Neither the VFA nor the EDCA is a treaty between the US and the Philippines. Both are executive agreements that through the subterfuge that the presence of US troops would only be temporary, and that they will only have access to Philippine military bases rather than have their own, nevertheless bind the Philippines to the support of US strategic interests.
Despite Article XVIII, Section 25 of the Constitution, in 1999 the Joseph Estrada Presidency signed the VFA, under the terms of which Philippine troops have since held joint military exercises with their “visiting” US counterparts. The Benigno Aquino III administration complemented that already problematic agreement in 2014 by signing and ratifying the EDCA, the provisions of which allow visiting US forces, with their equipment, to access selected Philippine military bases.
Former President Rodrigo Duterte threatened to rescind the VFA while he cozied up to China by practically ignoring its intrusions in the West Philippine Sea (WPS) and welcoming into the country tens of thousands of its workers and gamers in Philippine Offshore Gaming Operations (POGO), but that threat never went beyond words. Both the VFA and the EDCA are still very much in force.
While declaring that the country would remain “close” to China, it is becoming increasingly clear that the Marcos II regime policy, as indicated by its expansion of US EDCA access, is to restore and nurture the decades-long “special relations” between the US and the Philippines.
Despite the possibly dire consequences of its VFA and EDCA pacts with the US, the Philippines hardly has any choice. There is also its Mutual Defense Treaty (MDT) with the US, which its officials have repeatedly declared they would honor by defending the Philippines from external threats.

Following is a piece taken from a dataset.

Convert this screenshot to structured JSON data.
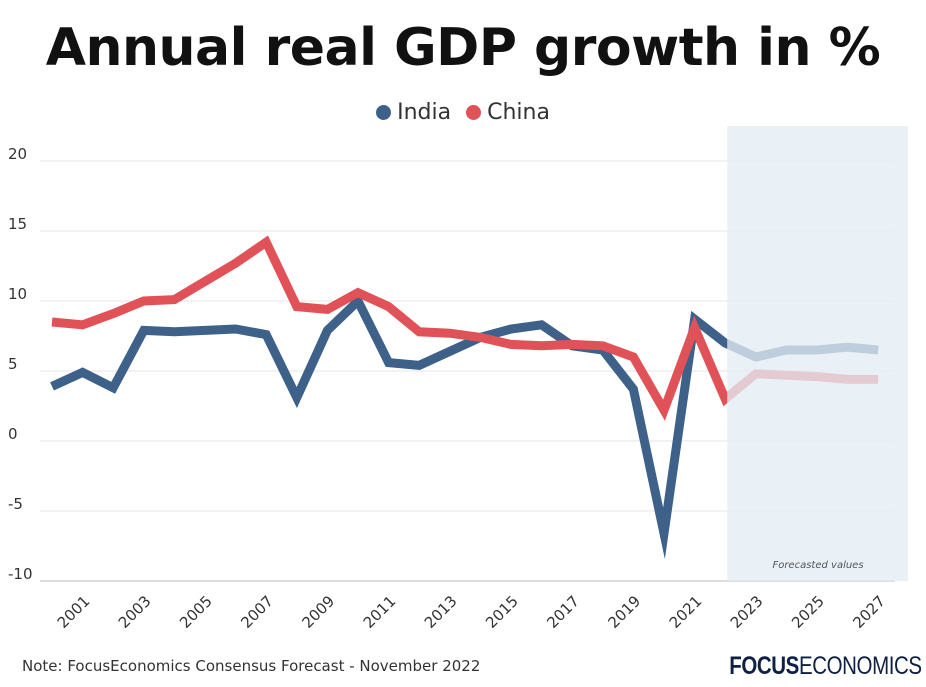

Vice-President Harris herself reiterated that pledge on Nov. 21 in reference to Philippine problems in the WPS.
The Philippines has been having its own problems with its Chinese “friend,” especially over its incursions into the WPS. That does not justify this country’s inviting US intervention in resolving the issue, given its likely consequences. But thanks to the policies of both past and present administrations, as in the Cold War years, the Philippines is being thrust into a situation over which it will have no control.
No one can blame the ruling circles of either the US or China for defending and advancing their respective economic and strategic interests at all costs. In contrast, rather than advancing the country’s own, the Philippine ruling elite has not deviated from its decades-long, US-dependent foreign policy. It has failed to develop the capacity of the country to defend itself on the basis of the fundamental truth that no nation can depend on anyone else, and that, as the late Senator Claro M. Recto pointed out decades ago, involvement in “the quarrels of the strong” is not only dangerous; it also distracts government from addressing the country’s legions of problems.
Whether against China or any other external threat, the Philippines is depending on the US to defend it — and as recent events are demonstrating, in the pursuit of its interests, the US has pledged that it will do so.
The Marcos II administration has declared that part of its foreign policy is strengthening Philippine relations with other ASEAN countries and with China. But it is still the US on which the country has to depend for its external defense because, despite the billions spent on its supposed “modernization,” the Armed Forces of the Philippines cannot even protect Filipino fisherfolk from Chinese harassment and is most expert only at the suppression of dissent and social unrest. No government is to blame for this predicament except the Philippines’ own.